Это было вовсе не детское личико. Из обрамления свивальника к Готлинде дернулась морда, складчатые губы обнажили два частокола зубчиков, и выпростались две лопаточки, обросшие кошачьими усами. Скрип, верещание и цокот. Готлинда удержалась от того, чтоб сотворить крестное знамение, а на губах замерло: «Спаси и помилуй!..»

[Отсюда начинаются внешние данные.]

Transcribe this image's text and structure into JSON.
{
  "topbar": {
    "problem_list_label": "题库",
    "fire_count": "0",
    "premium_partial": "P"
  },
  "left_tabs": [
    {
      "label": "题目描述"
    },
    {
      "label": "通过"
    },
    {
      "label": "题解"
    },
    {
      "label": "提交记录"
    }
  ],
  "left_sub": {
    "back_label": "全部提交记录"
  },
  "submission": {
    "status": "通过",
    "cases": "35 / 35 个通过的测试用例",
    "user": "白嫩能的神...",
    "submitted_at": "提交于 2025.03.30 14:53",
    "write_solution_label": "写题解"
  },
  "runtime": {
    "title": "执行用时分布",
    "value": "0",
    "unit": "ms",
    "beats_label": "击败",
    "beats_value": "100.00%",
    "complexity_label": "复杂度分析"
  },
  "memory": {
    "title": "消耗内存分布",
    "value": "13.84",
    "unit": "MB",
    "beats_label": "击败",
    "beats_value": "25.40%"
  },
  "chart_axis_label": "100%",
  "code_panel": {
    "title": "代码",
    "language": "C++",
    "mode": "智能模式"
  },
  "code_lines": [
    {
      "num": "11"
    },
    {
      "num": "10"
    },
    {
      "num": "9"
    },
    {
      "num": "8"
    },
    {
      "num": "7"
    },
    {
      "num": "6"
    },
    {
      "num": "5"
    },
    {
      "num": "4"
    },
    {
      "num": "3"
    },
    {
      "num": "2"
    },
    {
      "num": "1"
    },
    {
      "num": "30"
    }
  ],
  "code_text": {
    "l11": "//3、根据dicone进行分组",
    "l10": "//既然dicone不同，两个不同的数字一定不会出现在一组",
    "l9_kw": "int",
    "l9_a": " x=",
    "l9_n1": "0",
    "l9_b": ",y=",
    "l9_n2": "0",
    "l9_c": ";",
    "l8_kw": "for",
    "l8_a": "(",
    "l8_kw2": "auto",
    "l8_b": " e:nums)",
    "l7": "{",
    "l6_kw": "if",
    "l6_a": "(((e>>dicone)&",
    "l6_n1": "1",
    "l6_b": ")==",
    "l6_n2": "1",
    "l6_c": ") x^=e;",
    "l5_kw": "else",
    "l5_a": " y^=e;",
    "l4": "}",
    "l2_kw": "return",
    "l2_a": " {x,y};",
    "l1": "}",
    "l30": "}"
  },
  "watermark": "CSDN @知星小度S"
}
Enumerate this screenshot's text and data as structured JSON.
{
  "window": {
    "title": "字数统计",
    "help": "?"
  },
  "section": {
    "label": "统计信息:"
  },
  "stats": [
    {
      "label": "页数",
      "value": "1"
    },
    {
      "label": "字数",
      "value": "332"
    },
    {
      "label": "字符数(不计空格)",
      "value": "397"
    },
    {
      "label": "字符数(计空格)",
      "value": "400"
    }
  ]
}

— Ну что, возьмешься? — исподлобья, мрачно глядел герцог. — Две марки серебра в год ты получишь, женщина, три льняные рубахи, верхнее платье из шерсти, чулки и сапожки, а сверх того кров, дрова для очага и пищу. Когда окончишь службу, награжу тебя деньгами и скотом.
Готлинда безмолвствовала. Тварь в свивальнике тянулась к ней, шевеля губами и трепеща усатыми лопатками. Ворочаясь, она высвободила лапку… Господи, это рука! Трехпалая, когтистая, как пыточные клещи. Сухая, словно рука святых мощей Моллинга Нетленного, но живая.
— Все, кроме награды, ты получишь сразу, если откажешься — это будет плата за молчание. Но тогда берегись распускать язык, баба.
Голос твари, сперва громкий, ослаб до сипения. Из глубины рта показался… язык? плоский стручок. Голова свесилась набок.
— Его… ее кормили, государь?
— Ее тошнит. Она не может пить… или не умеет. Давали жвачку из хлеба — отрыгивает, — ответила фрейлина.
— К груди прикладывали? — уже спокойней спросила Готлинда. Она, пересилив испуг, поняла, что тварь голодна, до боли голодна. Видно было, как она… оно… это живое существо мучается.
— Никто не решился. Зубы… она кусается.
«Ох уж мне эти знатные дамочки, — презрительно подумала Готлинда. — Ну, зубки. Наверняка еще мягонькие. И такую малость не стерпеть!..»
— Дайте-ка мне, монсьорэнн.
Тонкая, будто лакированная рука слепо заскребла по плечу Готлинды. Пасть стала тыкаться ей в шею, щекоча.
— Так ты согласна?
— Да.
«Но ведь это чудовище», — брезгливым взглядом сказала фрейлина.
«Это дитя», — взглядом же ответила Готлинда.
Впрочем, пока маленькая Альберта выучилась кормиться, покусы бывали. Так что вкус молока и крови она узнала одновременно.